Table 2. Association constants (log K_ass)^a of dihomooxa ureas 5a-5c determined by ¹H NMR in CDCl₃ at 25°C.

Hydrogen bonding interactions between the anions and the urea groups of the receptors were clearly evidenced by the downfield shifts of their NH protons, as shown in Figure 5. In all the studied cases, the complexation process occurs under fast exchange conditions on the NMR time scale at room temperature. The titration curves obtained (Figure S1) indicate the formation of 1:1 host-guest complexes. This stoichiometry was also confirmed by Job plots (Figure S2).

FIGURE 5

Figure 5. Partial ¹H NMR spectra of NO₂-Phurea 5c (500 MHz, CDCl₃, 25°C) with several equiv of TBA Cl.

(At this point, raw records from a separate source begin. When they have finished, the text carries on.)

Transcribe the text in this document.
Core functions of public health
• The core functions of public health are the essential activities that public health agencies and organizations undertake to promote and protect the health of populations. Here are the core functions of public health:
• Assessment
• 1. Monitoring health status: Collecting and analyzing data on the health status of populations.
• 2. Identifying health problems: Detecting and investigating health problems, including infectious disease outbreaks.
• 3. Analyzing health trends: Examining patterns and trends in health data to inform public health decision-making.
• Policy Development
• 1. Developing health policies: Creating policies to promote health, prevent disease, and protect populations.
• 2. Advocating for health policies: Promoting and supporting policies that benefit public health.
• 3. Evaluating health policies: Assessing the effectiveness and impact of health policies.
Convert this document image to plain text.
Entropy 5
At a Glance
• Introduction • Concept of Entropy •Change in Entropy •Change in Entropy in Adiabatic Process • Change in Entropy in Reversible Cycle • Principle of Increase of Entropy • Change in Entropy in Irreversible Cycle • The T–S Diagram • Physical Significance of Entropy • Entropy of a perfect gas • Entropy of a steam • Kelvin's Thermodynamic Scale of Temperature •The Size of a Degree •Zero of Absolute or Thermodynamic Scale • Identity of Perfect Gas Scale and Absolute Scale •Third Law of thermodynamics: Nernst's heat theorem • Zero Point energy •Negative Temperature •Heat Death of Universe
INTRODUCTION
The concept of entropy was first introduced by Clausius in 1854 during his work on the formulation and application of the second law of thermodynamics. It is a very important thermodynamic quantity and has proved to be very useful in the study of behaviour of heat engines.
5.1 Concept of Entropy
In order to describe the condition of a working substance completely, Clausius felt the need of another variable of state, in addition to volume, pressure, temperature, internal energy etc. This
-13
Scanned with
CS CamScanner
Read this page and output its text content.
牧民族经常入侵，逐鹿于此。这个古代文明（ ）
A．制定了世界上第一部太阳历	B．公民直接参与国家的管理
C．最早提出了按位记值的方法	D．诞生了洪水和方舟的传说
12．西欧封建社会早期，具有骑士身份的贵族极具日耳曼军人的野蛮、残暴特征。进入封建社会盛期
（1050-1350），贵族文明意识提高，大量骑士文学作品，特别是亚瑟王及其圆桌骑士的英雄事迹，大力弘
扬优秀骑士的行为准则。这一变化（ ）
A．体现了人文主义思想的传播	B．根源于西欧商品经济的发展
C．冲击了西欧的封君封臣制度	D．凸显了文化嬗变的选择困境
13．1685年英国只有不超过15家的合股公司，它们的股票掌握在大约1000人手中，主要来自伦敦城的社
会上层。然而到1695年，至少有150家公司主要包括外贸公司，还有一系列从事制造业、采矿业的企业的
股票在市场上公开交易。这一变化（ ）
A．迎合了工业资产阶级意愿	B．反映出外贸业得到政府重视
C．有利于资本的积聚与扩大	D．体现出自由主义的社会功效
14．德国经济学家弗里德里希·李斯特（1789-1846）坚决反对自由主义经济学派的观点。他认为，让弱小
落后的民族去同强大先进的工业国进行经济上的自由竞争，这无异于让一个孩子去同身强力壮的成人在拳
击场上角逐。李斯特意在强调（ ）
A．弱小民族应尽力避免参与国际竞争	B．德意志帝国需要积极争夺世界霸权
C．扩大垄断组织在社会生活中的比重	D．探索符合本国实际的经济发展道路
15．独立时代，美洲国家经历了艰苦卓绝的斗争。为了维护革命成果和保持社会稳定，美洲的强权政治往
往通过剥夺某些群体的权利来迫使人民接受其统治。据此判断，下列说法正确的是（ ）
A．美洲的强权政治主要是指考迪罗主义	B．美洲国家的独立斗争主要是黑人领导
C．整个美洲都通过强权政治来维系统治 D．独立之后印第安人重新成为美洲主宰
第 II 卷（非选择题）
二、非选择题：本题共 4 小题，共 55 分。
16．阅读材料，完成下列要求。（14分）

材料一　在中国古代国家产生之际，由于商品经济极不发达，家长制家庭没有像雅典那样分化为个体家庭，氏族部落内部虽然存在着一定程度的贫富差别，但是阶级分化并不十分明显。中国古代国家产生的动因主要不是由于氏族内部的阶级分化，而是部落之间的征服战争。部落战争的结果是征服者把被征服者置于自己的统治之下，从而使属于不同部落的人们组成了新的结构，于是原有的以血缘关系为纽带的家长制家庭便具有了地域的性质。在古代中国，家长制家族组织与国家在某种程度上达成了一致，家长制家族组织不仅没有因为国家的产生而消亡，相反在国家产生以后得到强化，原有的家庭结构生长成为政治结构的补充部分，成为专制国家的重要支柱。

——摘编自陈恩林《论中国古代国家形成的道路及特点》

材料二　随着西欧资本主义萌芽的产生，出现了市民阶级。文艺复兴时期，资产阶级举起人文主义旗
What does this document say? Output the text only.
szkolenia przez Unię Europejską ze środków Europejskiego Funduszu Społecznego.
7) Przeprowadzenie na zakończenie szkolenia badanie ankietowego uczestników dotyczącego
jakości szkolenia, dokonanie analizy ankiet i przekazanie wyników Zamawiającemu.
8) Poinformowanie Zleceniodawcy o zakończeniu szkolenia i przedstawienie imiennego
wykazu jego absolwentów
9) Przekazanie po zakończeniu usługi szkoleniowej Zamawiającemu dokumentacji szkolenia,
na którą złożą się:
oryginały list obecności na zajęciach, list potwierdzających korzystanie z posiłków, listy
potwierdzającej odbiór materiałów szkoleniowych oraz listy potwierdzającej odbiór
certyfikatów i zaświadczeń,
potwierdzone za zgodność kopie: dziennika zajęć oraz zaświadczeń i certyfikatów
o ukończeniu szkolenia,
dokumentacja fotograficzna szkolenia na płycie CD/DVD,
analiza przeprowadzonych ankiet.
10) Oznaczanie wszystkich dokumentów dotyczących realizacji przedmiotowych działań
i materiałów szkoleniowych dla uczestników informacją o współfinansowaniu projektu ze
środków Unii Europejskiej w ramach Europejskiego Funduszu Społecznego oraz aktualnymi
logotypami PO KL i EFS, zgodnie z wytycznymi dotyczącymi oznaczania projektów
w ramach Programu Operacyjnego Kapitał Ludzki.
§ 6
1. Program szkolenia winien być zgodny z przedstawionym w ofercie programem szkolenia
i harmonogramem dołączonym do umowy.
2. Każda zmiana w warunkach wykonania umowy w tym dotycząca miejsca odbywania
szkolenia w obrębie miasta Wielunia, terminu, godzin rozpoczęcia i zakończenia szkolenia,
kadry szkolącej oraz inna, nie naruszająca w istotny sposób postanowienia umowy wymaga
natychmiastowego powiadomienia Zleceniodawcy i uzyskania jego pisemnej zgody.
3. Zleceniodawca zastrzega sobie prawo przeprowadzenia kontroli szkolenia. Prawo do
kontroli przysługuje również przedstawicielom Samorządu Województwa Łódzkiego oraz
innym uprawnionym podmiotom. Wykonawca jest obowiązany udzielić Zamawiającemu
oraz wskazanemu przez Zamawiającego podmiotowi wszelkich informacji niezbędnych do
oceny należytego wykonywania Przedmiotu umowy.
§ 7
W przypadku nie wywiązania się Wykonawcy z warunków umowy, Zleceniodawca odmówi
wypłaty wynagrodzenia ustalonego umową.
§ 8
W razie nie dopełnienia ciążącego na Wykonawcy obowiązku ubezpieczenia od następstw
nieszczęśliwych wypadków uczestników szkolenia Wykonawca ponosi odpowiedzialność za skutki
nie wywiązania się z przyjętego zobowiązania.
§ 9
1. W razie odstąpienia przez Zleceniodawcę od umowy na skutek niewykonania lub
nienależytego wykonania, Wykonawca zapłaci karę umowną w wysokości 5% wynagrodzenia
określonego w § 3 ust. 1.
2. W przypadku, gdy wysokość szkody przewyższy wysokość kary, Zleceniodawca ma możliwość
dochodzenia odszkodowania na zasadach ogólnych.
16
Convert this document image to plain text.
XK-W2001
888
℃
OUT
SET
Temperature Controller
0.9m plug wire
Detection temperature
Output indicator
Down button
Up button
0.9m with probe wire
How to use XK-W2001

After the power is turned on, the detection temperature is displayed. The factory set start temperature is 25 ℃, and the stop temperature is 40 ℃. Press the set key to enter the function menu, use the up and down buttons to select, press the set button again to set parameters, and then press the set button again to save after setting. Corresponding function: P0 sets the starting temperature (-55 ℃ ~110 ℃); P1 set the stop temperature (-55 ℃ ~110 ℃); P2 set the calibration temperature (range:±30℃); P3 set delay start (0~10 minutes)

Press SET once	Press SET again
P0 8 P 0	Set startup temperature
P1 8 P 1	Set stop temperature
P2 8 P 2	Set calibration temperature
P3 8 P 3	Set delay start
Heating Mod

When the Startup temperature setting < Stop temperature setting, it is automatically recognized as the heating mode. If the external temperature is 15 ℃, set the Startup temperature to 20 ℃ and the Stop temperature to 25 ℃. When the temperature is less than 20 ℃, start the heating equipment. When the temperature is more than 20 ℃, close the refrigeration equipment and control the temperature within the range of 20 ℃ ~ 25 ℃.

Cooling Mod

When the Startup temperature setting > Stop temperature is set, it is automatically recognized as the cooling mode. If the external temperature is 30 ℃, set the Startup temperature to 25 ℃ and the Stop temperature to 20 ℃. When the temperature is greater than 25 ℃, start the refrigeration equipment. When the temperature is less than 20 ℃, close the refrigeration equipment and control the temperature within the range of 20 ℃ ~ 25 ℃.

The anion binding results obtained by proton NMR titrations (Table 2) show that both phenylureas bearing the electron-withdrawing groups CF₃ and NO₂ are better receptors than Phurea 5a (with no substituents), due to the increased acidity of their NH protons. All the receptors follow the same trend: the association constants decrease in general with decreasing anion basicity. The data show that NO₂-Phurea 5c is the best anion receptor, exhibiting high association constants. Among the spherical halides, 5c displays the strongest complexation for F⁻ (log K_ass = 3.88). The results with F⁻ showed no evidence for the formation of the H${\text{F}}_2^{-}$ species (Amendola et al., 2006, 2010; Babu et al., 2009) Although the acidity of Phureas 5b and 5c is higher compared to that of 5a, the solvent used, chloroform, is a weakly competitive one, contributing to stabilize the H-bond complexes. Moreover, small downfield and upfield shifts for the ortho and meta protons, respectively, of the phenylurea groups of 5c were also observed (Figure S3), corroborating the expected effects for the formation of hydrogen-bonding complexes (Amendola et al., 2010). In the case of the pseudo-halides, the more basic CN⁻ anion was complexed with higher selectivity with respect to SCN⁻ (K_ass CN⁻/K_ass SCN⁻ = 8.9 and 9.8 for 5b and 5c, respectively). With regard to the planar oxoanions, receptors 5b and especially 5c show a very efficient binding toward the carboxylates BzO⁻ and AcO⁻ (log K_ass = 3.83 and 3.67, respectively, for 5c). As observed before with 5a and with other dihomooxa ureas (Marcos et al., 2014b; Teixeira et al., 2017), there is a slight inversion of the basicity order. π staking interactions may contribute to this slight increase of the BzO⁻ complexation over that of AcO⁻. The inorganic oxoanions, HS${\text{O}}_4^{-}$ and H₂P${\text{O}}_4^{-}$, are also tightly bound by these receptors.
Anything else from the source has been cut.